Dettagli Recensione
Non il miglior Manfredi
Sinceramente l'ho trovato un po' troppo lungo e, a tratti, faticoso da leggere. Credo che Manfredi avrebbe dotuto snellire l'opera evitando di ripetere ossessivamente certe situazioni: Abira che prepara la cena, l'armata che saccheggia i villaggi e trova capre, foraggio, birra (cos'altro avrebbero dovuto trovare? il biglietto vincente della lotteria di Merano?), e altre scene che sicuramente si si sono ripetute giorno dopo giorno nella vera spedizione, ma che in un libro finiscono per appesantire la lettura. Lo stile è quello classico di Manfredi, ricorda più un commentario che un romanzo, anche se di tanto in tanto Manfredi si concede slanci poetici (non sempre felici, secondo me).
Per quanto riguarda la trama, che è la cosa che più mi interessa in un libro, l'idea di raccontare la storia dell'armata dal punto di vista di una ragazza al seguito dell'armata è sicuramente buona e in generale la vicenda romanzata si interseca bene con la storia narrata da Senofonte; ho delle perplessità sulle dinamiche dell'innamoramento tra i due che mi sembrano molto leggere, ma d'altra parte è un romanzo, quindi lo accetto; quello che non mi è piaciuto è il finale. Fino a poche pagine dalla fine la trama, bene o male, regge, ma nelle ultime pagine Manfredi è come il cavallo che rompe in dirittura d'arrivo.
- SPOILER non leggere se avete intenzione di leggere il libro -
Senofonte la ama alla follia, è pronto a morire per salvarla quando viene scoperta nella tenda di Sophos e poi, al momento clou, le propone di seguirlo ad Atene come serva perché deve sposarsi con una che neanche conosce? E' chiaro che Manfredi si è trovato nella condizione di dover far combaciare il percorso di vita del suo Xeno con quello del vero Senofonte, che non risulta essersi mai sposato con una paesana siriana, e quindi in qualche modo ha dovuto "far fuori" Abira, ma il modo che ha scelto non mi ha convinto. Il vero problema del finale, comunque, è la ricomparsa di Menon del quale perdiamo le tracce quando i persiani privano l'esercito greco dei suoi generali, lo rivediamo quando salva la vita ad Abira nella bufera di neve (ho capito subito che era lui, il mantello candido...) e poi alla fine quando va a prendere Abira. Bene. OK. Le motivazioni del suo amore per Abira sono ancora più traballanti di quelle di Xeno, ma lasciamo stare. Le domande che mi pongo sono: quando si è liberato, perché non è rientrato nei ranghi dell'esercito ma ha preferito seguirlo a distanza? non ha senso, ha lasciato i suoi uomini senza il loro leader.

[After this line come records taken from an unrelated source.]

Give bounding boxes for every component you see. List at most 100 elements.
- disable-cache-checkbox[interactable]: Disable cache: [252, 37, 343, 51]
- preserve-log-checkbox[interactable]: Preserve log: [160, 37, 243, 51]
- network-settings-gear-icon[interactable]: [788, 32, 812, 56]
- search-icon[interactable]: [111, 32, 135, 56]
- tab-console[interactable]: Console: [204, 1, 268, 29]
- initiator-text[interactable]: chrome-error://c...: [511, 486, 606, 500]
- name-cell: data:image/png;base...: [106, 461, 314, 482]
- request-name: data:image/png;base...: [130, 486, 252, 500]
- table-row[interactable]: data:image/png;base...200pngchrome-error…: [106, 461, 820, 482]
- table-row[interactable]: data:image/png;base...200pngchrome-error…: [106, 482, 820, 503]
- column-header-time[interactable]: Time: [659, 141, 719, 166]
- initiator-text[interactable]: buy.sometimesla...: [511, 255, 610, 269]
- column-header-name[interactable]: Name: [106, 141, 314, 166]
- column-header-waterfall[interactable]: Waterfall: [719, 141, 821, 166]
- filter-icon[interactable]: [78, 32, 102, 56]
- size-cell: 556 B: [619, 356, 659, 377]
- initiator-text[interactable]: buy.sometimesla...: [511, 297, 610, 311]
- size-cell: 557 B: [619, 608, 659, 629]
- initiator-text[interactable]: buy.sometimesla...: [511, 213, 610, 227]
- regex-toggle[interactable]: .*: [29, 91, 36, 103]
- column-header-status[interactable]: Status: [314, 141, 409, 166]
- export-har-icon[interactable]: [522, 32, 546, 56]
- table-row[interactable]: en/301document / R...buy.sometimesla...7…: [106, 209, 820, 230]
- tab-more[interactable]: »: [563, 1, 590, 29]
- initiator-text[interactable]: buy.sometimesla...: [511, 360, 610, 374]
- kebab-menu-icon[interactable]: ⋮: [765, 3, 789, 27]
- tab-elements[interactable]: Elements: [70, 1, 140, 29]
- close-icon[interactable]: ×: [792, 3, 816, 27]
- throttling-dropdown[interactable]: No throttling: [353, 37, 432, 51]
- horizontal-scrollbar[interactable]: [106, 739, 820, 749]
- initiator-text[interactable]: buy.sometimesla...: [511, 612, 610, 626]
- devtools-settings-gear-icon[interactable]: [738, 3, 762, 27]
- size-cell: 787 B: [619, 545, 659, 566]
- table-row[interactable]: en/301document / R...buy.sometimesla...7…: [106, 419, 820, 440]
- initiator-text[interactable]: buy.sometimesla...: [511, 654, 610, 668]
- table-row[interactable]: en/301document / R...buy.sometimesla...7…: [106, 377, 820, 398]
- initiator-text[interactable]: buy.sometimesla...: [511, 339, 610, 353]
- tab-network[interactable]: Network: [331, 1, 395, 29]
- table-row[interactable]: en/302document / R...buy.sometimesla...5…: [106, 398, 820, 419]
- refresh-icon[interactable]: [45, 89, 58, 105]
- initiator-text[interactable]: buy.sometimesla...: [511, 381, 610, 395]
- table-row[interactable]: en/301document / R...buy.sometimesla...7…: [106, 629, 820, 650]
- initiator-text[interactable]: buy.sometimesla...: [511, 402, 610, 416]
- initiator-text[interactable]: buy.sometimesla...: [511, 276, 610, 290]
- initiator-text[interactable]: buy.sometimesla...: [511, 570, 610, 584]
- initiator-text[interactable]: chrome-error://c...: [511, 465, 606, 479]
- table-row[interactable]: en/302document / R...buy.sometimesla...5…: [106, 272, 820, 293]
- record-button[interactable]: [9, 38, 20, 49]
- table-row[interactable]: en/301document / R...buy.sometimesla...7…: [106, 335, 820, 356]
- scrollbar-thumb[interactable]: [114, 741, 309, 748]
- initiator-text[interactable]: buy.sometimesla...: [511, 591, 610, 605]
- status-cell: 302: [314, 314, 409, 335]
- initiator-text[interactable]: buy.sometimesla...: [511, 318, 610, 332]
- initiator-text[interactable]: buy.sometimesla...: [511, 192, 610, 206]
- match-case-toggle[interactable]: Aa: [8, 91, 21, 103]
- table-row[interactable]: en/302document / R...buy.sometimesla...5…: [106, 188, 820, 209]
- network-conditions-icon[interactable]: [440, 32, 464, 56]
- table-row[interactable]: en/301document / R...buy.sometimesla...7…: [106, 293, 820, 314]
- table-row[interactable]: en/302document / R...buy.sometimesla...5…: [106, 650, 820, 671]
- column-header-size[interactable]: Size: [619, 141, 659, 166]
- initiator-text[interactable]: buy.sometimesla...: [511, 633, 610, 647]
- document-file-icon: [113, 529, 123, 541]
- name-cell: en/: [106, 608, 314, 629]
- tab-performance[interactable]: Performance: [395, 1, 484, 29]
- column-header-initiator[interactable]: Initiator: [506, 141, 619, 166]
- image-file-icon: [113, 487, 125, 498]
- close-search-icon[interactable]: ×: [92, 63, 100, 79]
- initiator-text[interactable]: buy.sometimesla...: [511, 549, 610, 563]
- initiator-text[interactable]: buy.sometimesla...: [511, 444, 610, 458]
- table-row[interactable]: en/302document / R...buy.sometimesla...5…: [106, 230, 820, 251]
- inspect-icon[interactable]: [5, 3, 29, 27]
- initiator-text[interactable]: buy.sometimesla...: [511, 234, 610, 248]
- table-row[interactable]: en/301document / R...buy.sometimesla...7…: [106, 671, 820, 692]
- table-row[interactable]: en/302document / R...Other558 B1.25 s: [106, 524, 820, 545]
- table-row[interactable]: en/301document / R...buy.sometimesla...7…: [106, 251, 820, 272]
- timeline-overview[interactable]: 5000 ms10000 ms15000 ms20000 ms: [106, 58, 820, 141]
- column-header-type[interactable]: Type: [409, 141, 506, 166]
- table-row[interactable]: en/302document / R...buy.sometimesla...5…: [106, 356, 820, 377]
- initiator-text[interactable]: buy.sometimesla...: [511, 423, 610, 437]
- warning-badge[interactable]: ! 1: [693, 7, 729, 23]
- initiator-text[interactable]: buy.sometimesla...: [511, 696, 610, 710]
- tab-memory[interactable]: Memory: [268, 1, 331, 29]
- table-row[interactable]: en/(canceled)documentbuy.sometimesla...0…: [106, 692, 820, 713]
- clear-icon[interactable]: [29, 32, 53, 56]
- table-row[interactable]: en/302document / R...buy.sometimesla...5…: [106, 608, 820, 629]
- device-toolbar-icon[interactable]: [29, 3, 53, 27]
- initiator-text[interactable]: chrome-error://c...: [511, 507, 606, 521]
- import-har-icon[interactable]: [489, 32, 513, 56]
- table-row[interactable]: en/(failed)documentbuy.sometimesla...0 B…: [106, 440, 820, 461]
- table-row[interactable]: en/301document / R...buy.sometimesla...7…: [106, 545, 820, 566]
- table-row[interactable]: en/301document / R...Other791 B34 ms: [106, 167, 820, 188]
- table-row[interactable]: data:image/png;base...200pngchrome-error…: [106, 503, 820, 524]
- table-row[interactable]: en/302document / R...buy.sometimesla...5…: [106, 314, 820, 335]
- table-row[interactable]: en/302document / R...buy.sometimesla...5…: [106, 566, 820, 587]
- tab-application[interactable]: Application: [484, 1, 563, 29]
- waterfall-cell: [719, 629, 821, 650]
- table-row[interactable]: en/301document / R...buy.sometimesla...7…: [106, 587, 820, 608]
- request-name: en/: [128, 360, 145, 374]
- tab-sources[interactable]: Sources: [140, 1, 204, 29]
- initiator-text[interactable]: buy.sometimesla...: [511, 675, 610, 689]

Perché? Manfredi allude al fatto che sia sempre stato innamorato di Abira, ma l'unica volta che i due si trovano insieme da soli durante il romanzo lui sta facendo il bagno e chiede alla ragazza di spogliarsi e unirsi a lui (doppio senso); non mi sembra proprio una gran dimostrazione di rispetto per la donna della quale sarebbe teoricamente innamorato. Ultima domanda: perché non si presenta ad Abira quando Xeno la "ripudia"? perché le fa fare un viaggio di quasi due mesi in compagnia di una banda di beduini fino al suo villaggio? a parte che secondo me una bella donna che viaggia sola sarebbe stata stuprata e/o fatta schiava dai carovanieri, altro che accompagnarla fino a casa, ma tant'è... Capite che il comportamento di Menon non ha senso, a meno che non si voglia pensare che il greco non abbia seguito la carovana ma sia arrivato al villaggio per i fatti suoi. E allora uno si chiede come facesse a sapere che Abira era diretta a casa (ammesso che Menon sapesse/si ricordasse il nome del villaggio di origine di Abira)
- FINE SPOILER -
In conclusione, è un buon libro che si può leggere anche se non è, secondo me, uno di quelli che leggeresti tutto d'un fiato e che non vedi l'ora di finire. Lo stile è quello solito di Manfredi quindi chi ha già letto altre sue opere non avrà problemi, la trama regge abbastanza bene fin quasi alla fine, ma purtroppo naufraga miseramente in un finale che sembra un tentativo malriuscito di sorprende il lettore.
C'erano le basi per qualcosa di meglio.